Driven by intense competition for market share banks across the globe have increasingly allowed credit portfolios to become less diversified (across all dimensions - country, industry, sector and size) and were willing to accept lesser quality assets on their books. As a result, even well capitalised banks could come under severe solvency pressure when global economic conditions turn. The banking
industry have realised the need for more sophisticated loan origination, credit and capital management practices. To this end, the reforms introduced by the Bank of International Settlement through the New Basel Accord (Basel II) aim to include exposure specific credit risk
characteristics within the regulatory capital requirement framework. The new regulatory capital framework still does not allow diversification and concentration risk to be fully recognised within the
credit portfolio because it does not account for systematic and idiosyncratic risk in a multifactor framework.
The core principle for addressing practical questions in credit portfolio management is enclosed in the ability to link the cyclical or systematic components of firm credit risk with the firm’s own
idiosyncratic credit risk as well as the systematic credit risk component of every other exposure in the portfolio. Simple structural credit portfolio management approaches have opted to represent the
general economy or systematic risk by a single risk factor. The systematic component of all exposures, the process generating asset values and therefore the default thresholds are homogeneous
across all firms. Indeed, this Asymptotic Single Risk Factor (ASRF) model has been the foundation for Basel II. While the ASRF framework is appealing due to its analytical closed-form properties for
regulatory and generally universal application in large portfolios, the single risk factor characteristic is
also its major drawback. Essentially it does not allow for enough flexibility in answering real life questions. Commercially available credit portfolio models make an effort to address this by introducing more systematic factors in the asset value generating process but from a practitioner’s
point of view, these models are often a “black-box” allowing little economic meaning or inference to be attributed to systematic factors.
The methodology proposed by Pesaran, Schuermann, and Weiner (2004) and supplemented by Pesaran, Schuermann, Treutler and Weiner (2006) has made a significant advance in credit risk
modelling in that it avoids the use of proprietary balance sheet and distance to default data, focussing on credit ratings which are more freely available. Linking an adjusted structural default model to a
structural global econometric model (GVAR) credit risk analysis and portfolio management can be done through the use of a conditional loss distribution estimation and simulation process. The GVAR model used in Pesaran et al. (2004) comprises a total of 25 countries which is grouped into 11
regions and accounts for 80 per cent of world production. In the case of South Africa the GVAR model lacks applicability since it does not include an African component.
In this paper we construct a country specific macro-econometric risk driver engine which is compatible with and could feed into the GVAR model and framework of PSW (2004) using vector error correcting (VECM) techniques. This will allow conditional loss estimation of a South African specific credit portfolio but also opens the door for credit portfolio modelling on a global scale as such a model can easily be linked into the GVAR model. We extend the set of domestic factors
beyond those used in PSW (2004) in such a way that the risk driver model is applicable for both retail and corporate credit risk.

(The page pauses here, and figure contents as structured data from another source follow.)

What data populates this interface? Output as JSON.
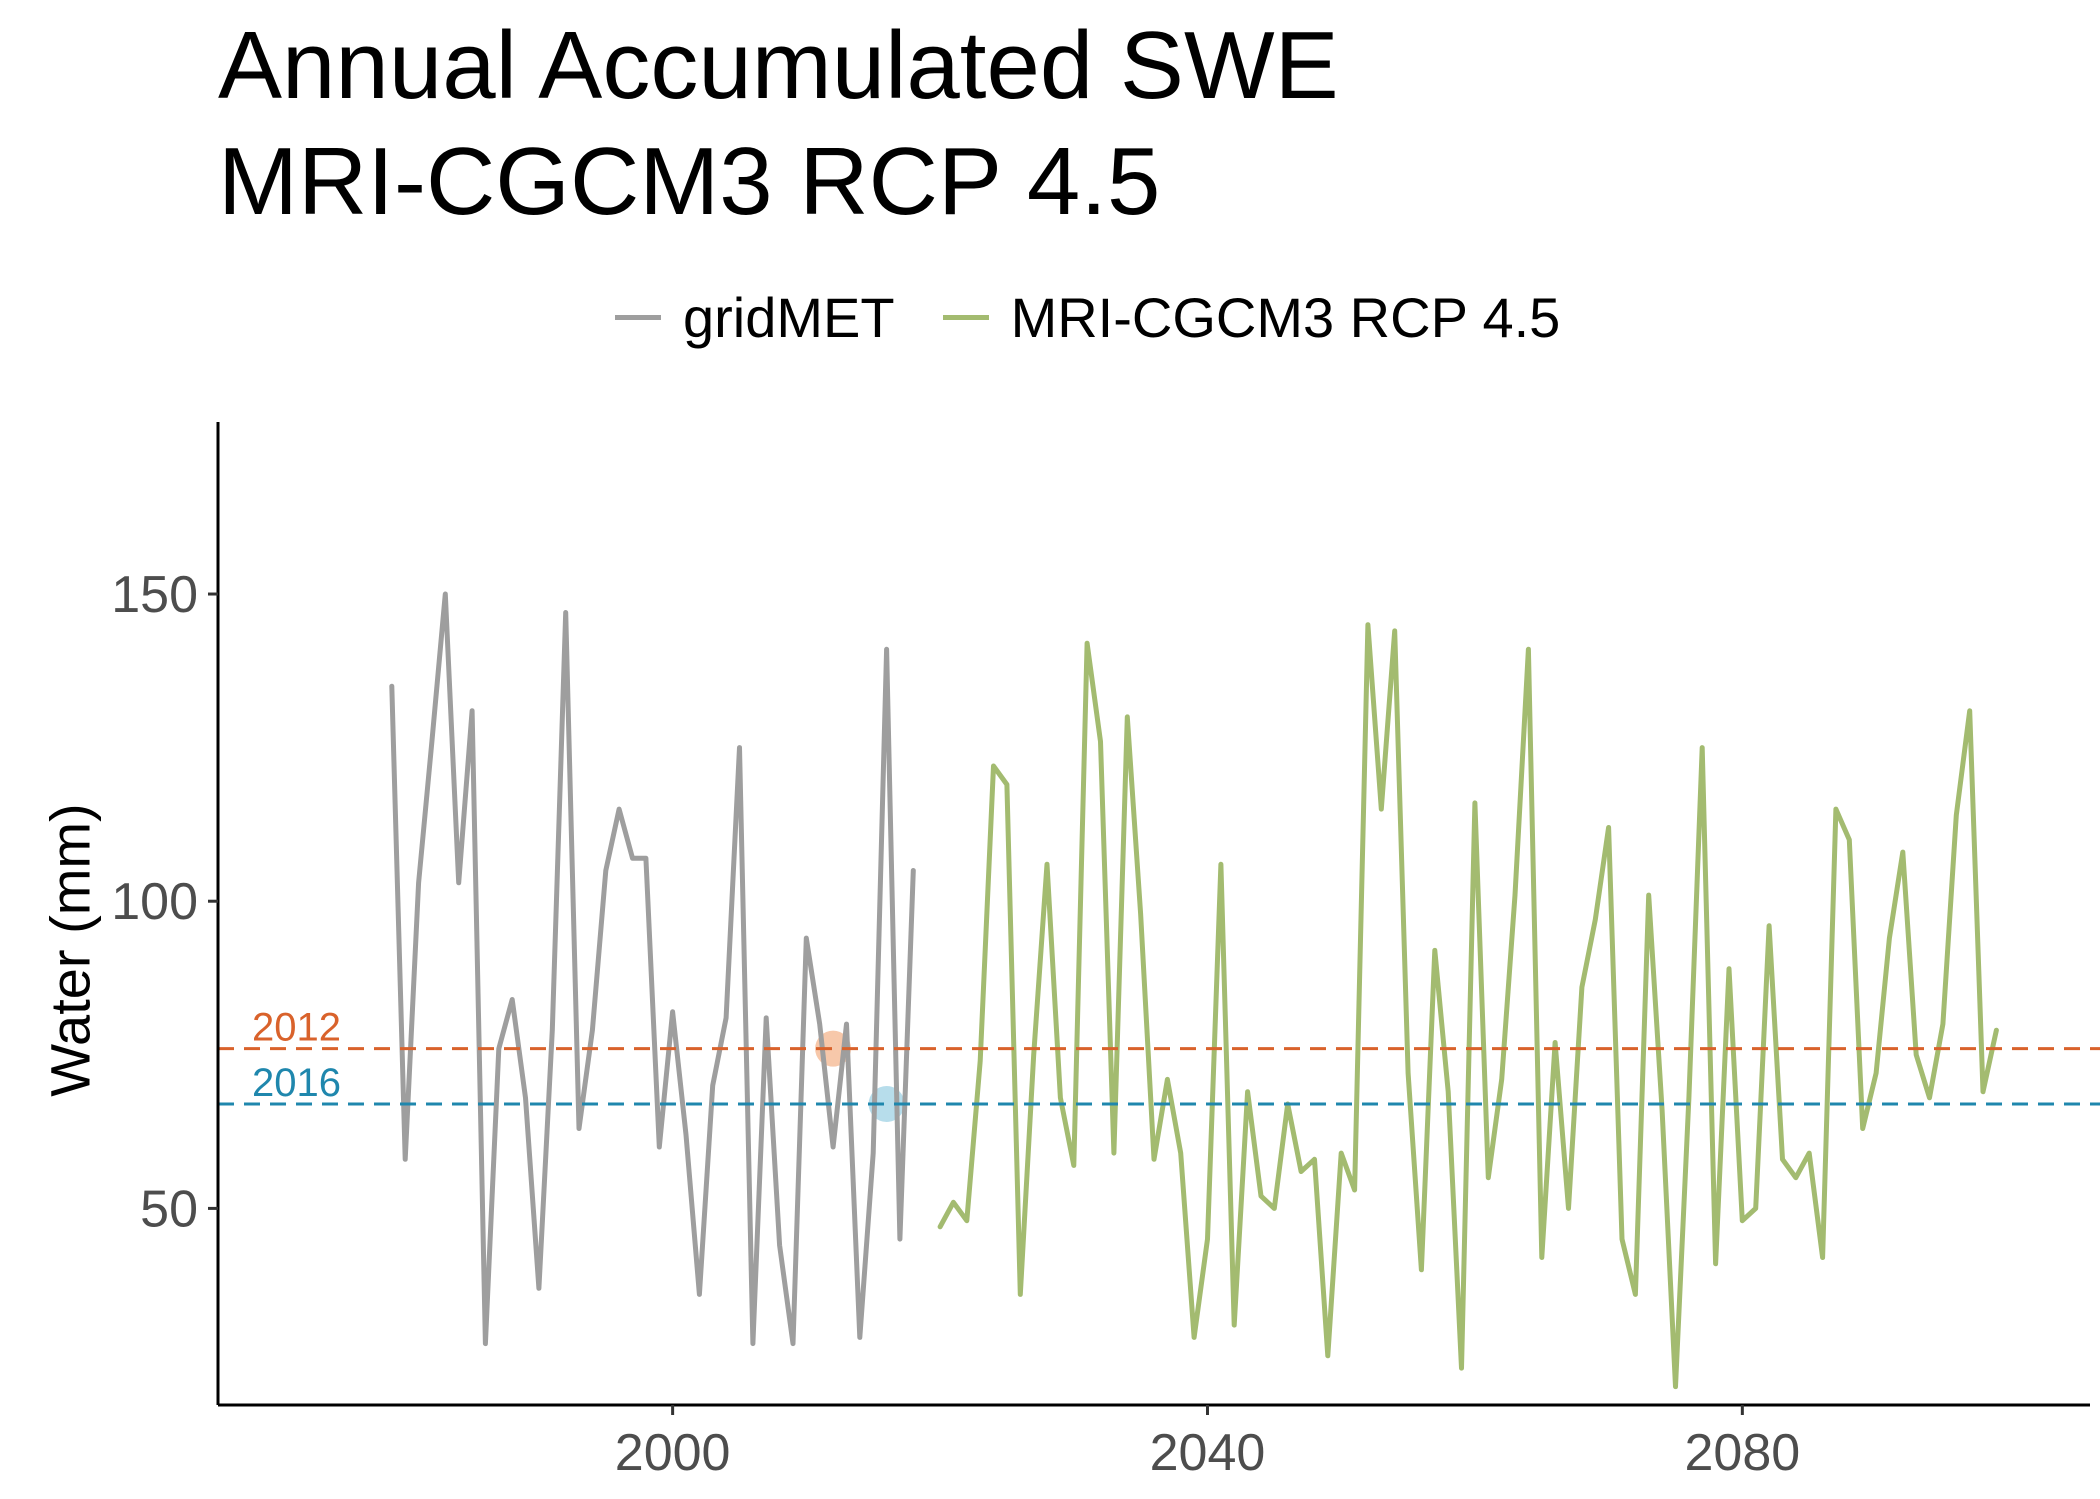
{
  "title_line1": "Annual Accumulated SWE",
  "title_line2": "MRI-CGCM3 RCP 4.5",
  "chart_data": {
    "type": "line",
    "title": "Annual Accumulated SWE MRI-CGCM3 RCP 4.5",
    "xlabel": "",
    "ylabel": "Water (mm)",
    "xlim": [
      1966,
      2106
    ],
    "ylim": [
      18,
      178
    ],
    "x_ticks": [
      2000,
      2040,
      2080
    ],
    "y_ticks": [
      50,
      100,
      150
    ],
    "grid": false,
    "legend_position": "top",
    "series": [
      {
        "name": "gridMET",
        "color": "#9e9e9e",
        "x": [
          1979,
          1980,
          1981,
          1982,
          1983,
          1984,
          1985,
          1986,
          1987,
          1988,
          1989,
          1990,
          1991,
          1992,
          1993,
          1994,
          1995,
          1996,
          1997,
          1998,
          1999,
          2000,
          2001,
          2002,
          2003,
          2004,
          2005,
          2006,
          2007,
          2008,
          2009,
          2010,
          2011,
          2012,
          2013,
          2014,
          2015,
          2016,
          2017,
          2018
        ],
        "y": [
          135,
          58,
          103,
          126,
          150,
          103,
          131,
          28,
          76,
          84,
          68,
          37,
          79,
          147,
          63,
          79,
          105,
          115,
          107,
          107,
          60,
          82,
          62,
          36,
          70,
          81,
          125,
          28,
          81,
          44,
          28,
          94,
          80,
          60,
          80,
          29,
          59,
          141,
          45,
          105
        ]
      },
      {
        "name": "MRI-CGCM3 RCP 4.5",
        "color": "#a3bb70",
        "x": [
          2020,
          2021,
          2022,
          2023,
          2024,
          2025,
          2026,
          2027,
          2028,
          2029,
          2030,
          2031,
          2032,
          2033,
          2034,
          2035,
          2036,
          2037,
          2038,
          2039,
          2040,
          2041,
          2042,
          2043,
          2044,
          2045,
          2046,
          2047,
          2048,
          2049,
          2050,
          2051,
          2052,
          2053,
          2054,
          2055,
          2056,
          2057,
          2058,
          2059,
          2060,
          2061,
          2062,
          2063,
          2064,
          2065,
          2066,
          2067,
          2068,
          2069,
          2070,
          2071,
          2072,
          2073,
          2074,
          2075,
          2076,
          2077,
          2078,
          2079,
          2080,
          2081,
          2082,
          2083,
          2084,
          2085,
          2086,
          2087,
          2088,
          2089,
          2090,
          2091,
          2092,
          2093,
          2094,
          2095,
          2096,
          2097,
          2098,
          2099
        ],
        "y": [
          47,
          51,
          48,
          74,
          122,
          119,
          36,
          75,
          106,
          68,
          57,
          142,
          126,
          59,
          130,
          98,
          58,
          71,
          59,
          29,
          45,
          106,
          31,
          69,
          52,
          50,
          67,
          56,
          58,
          26,
          59,
          53,
          145,
          115,
          144,
          72,
          40,
          92,
          69,
          24,
          116,
          55,
          71,
          101,
          141,
          42,
          77,
          50,
          86,
          97,
          112,
          45,
          36,
          101,
          66,
          21,
          68,
          125,
          41,
          89,
          48,
          50,
          96,
          58,
          55,
          59,
          42,
          115,
          110,
          63,
          72,
          94,
          108,
          75,
          68,
          80,
          114,
          131,
          69,
          79
        ]
      }
    ],
    "reference_lines": [
      {
        "label": "2012",
        "y": 76,
        "color": "#d9622b"
      },
      {
        "label": "2016",
        "y": 67,
        "color": "#1f87ad"
      }
    ],
    "highlight_points": [
      {
        "x": 2012,
        "y": 76,
        "color": "#f4b68e"
      },
      {
        "x": 2016,
        "y": 67,
        "color": "#9fd1e4"
      }
    ]
  }
}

As such, the model can be applied to a total bank balance sheet,
incorporating the correlation and diversification between both retail and corporate credit exposures.
Assuming statistical over-identification restrictions, our results indicate that it is possible to construct a South African component for the GVAR model and that such a component could easily be
integrated into a global content. From a practical application perspective the framework and model is particularly appealing since it could be used as a theoretically consistent correlation model within a South African specific credit portfolio management tool.